4. Obstetricians and hospital centers with a lot of experience in vaginal breech deliveries usually follow the American College of Obstetricians and Gynecologists Guidelines for breech delivery. The criteria you need for a safe vaginal delivery of a breech baby include: baby is in the frank breech position, bottom down instead of feet first or legs crossed in tailor sit; baby weighs between 5.5 and 8 pounds (baby's head getting stuck during delivery is more likely to occur in small and premature babies, probably because the head is proportionally larger than the rest of baby's body); baby is mature or at least older than 36 weeks; baby's head is tucked down, chin on chest, prior to delivery; mother is judged to have an adequate pelvis as determined by a technique called the fetal pelvic index; mother's labor progresses normally; and the hospital facility and staff is equipped for an emergency cesarean within 30 minutes. (Mother having delivered a previous baby vaginally adds another plus to the okay list.) If your baby is a footling or a complete breech, weighs over nine pounds, or is premature, your doctor will probably choose to deliver your baby surgically.

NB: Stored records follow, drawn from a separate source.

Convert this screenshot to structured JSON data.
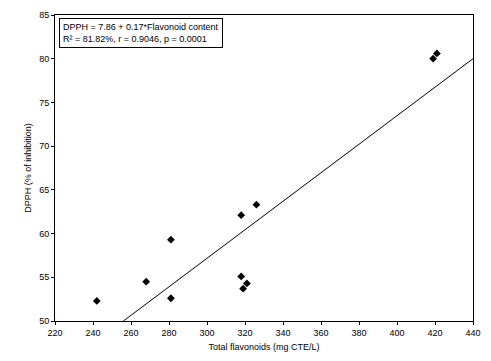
{
  "chart_data": {
    "type": "scatter",
    "x_label": "Total flavonoids (mg CTE/L)",
    "y_label": "DPPH (% of inhibition)",
    "annotations": [
      "DPPH = 7.86 + 0.17*Flavonoid content",
      "R² = 81.82%, r = 0.9046, p = 0.0001"
    ],
    "xlim": [
      220,
      440
    ],
    "xticks": [
      220,
      240,
      260,
      280,
      300,
      320,
      340,
      360,
      380,
      400,
      420,
      440
    ],
    "ylim": [
      50,
      85
    ],
    "yticks": [
      50,
      55,
      60,
      65,
      70,
      75,
      80,
      85
    ],
    "grid": false,
    "series": [
      {
        "type": "scatter",
        "marker": "diamond",
        "color": "#000000",
        "x": [
          242,
          268,
          281,
          281,
          318,
          318,
          319,
          321,
          326,
          419,
          421
        ],
        "values": [
          52.3,
          54.5,
          59.3,
          52.6,
          62.1,
          55.1,
          53.7,
          54.3,
          63.3,
          80.0,
          80.6
        ]
      },
      {
        "type": "line",
        "line_style": "solid",
        "color": "#000000",
        "x": [
          256,
          440
        ],
        "values": [
          50,
          80
        ]
      }
    ]
  }
}
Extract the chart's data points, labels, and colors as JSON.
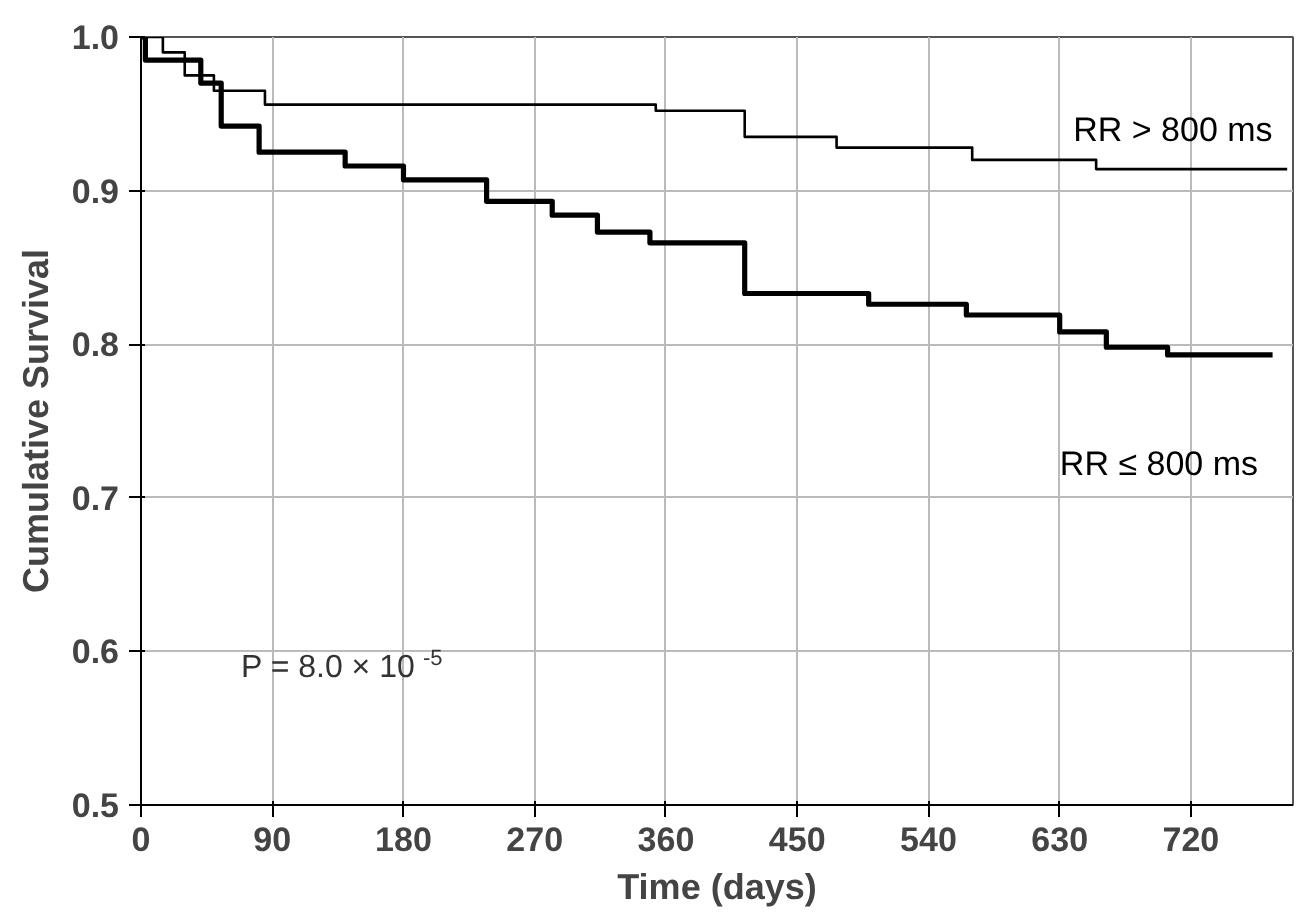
{
  "chart_data": {
    "type": "step",
    "xlabel": "Time (days)",
    "ylabel": "Cumulative Survival",
    "xlim": [
      0,
      790
    ],
    "ylim": [
      0.5,
      1.0
    ],
    "xticks": [
      0,
      90,
      180,
      270,
      360,
      450,
      540,
      630,
      720
    ],
    "yticks": [
      {
        "value": 0.5,
        "label": "0.5"
      },
      {
        "value": 0.6,
        "label": "0.6"
      },
      {
        "value": 0.7,
        "label": "0.7"
      },
      {
        "value": 0.8,
        "label": "0.8"
      },
      {
        "value": 0.9,
        "label": "0.9"
      },
      {
        "value": 1.0,
        "label": "1.0"
      }
    ],
    "grid": true,
    "marker": "none",
    "line_style": "solid",
    "series": [
      {
        "name": "RR > 800 ms",
        "color": "#000000",
        "x": [
          0,
          15,
          30,
          50,
          85,
          353,
          414,
          477,
          570,
          655,
          786
        ],
        "values": [
          1.0,
          0.99,
          0.975,
          0.965,
          0.956,
          0.952,
          0.935,
          0.928,
          0.92,
          0.914,
          0.914
        ]
      },
      {
        "name": "RR ≤ 800 ms",
        "color": "#000000",
        "x": [
          0,
          3,
          41,
          55,
          81,
          140,
          180,
          237,
          282,
          313,
          349,
          414,
          499,
          566,
          630,
          662,
          704,
          776
        ],
        "values": [
          1.0,
          0.985,
          0.97,
          0.942,
          0.925,
          0.916,
          0.907,
          0.893,
          0.884,
          0.873,
          0.866,
          0.833,
          0.826,
          0.819,
          0.808,
          0.798,
          0.793,
          0.793
        ]
      }
    ],
    "annotations": [
      "P = 8.0 × 10$^{-5}$"
    ]
  }
}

Be aware that each specialist is likely to have his or her own variations on these criteria. Also, remember that an x-ray diagnosis of "inadequate pelvis" may be inaccurate since your pelvic outlet will enlarge during delivery, especially in the squatting position.

5. If you wish to have a vaginal delivery of your breech baby and your doctor feels that you meet the criteria, expect that your labor will be monitored more closely than most. Even though you will experience careful surveillance during labor, take special care not to let the fear factor interfere with your labor. Here's where a professional labor assistant can help, making sure that birth attendants are not hovering over you "waiting for something to happen."

  • Ask your doctor for a spinal or epidural anesthetic so you can be awake for the birth.
  • Have your partner sit next to you at the head of the operating table. If he's hesitant, remind him that the actual procedure takes place behind a sterile curtain. He won't see anything upsetting.
  • Ask your obstetrician to lift baby high enough so you can see him or her right after delivery. It is a beautiful sight to see your newborn lifted "up and out" during a cesarean birth.
  • Immediately after your baby is delivered and quickly checked over (temperature, breathing and pulse, and heart rates are stable) ask that baby be brought to you to be held and hugged. You may need some help since you may be a bit groggy and one arm may be immobilized for an intravenous. This mother- father-baby bonding time, though brief, is an ideal time for pictures, and the anesthesiologist or attending pediatrician will often act as photographer for you.
  • While your uterus and abdomen are being stitched closed (this takes about 30 minutes) and the operation completed, your husband should accompany baby to the nursery so he or she will not be alone with strangers. This extra father-baby bonding time will have a deep impact on both of them.
  • To decrease postoperative pain, ask your anesthesiologist about using a long-acting analgesic given in the anesthetic tubing. This do-it-yourself analgesia, called "patient-controlled analgesia" (PCA), is set up so you can administer your own medication through your intravenous. Just turn the pump on and off, as you need relief. This medication is safe for your breastfeeding baby.
  • In most cases baby can be brought to your bedside within an hour or two of surgery. If your husband or a nurse is present in the room and baby is healthy, it's even possible for a cesarean-birthed baby to room in with mother. The best postoperative "pain reliever" is an "injection" of baby in your arms.
  • Be planning ahead for some good long-term help, one thing you'll need more of since you'll be recovering from major surgery.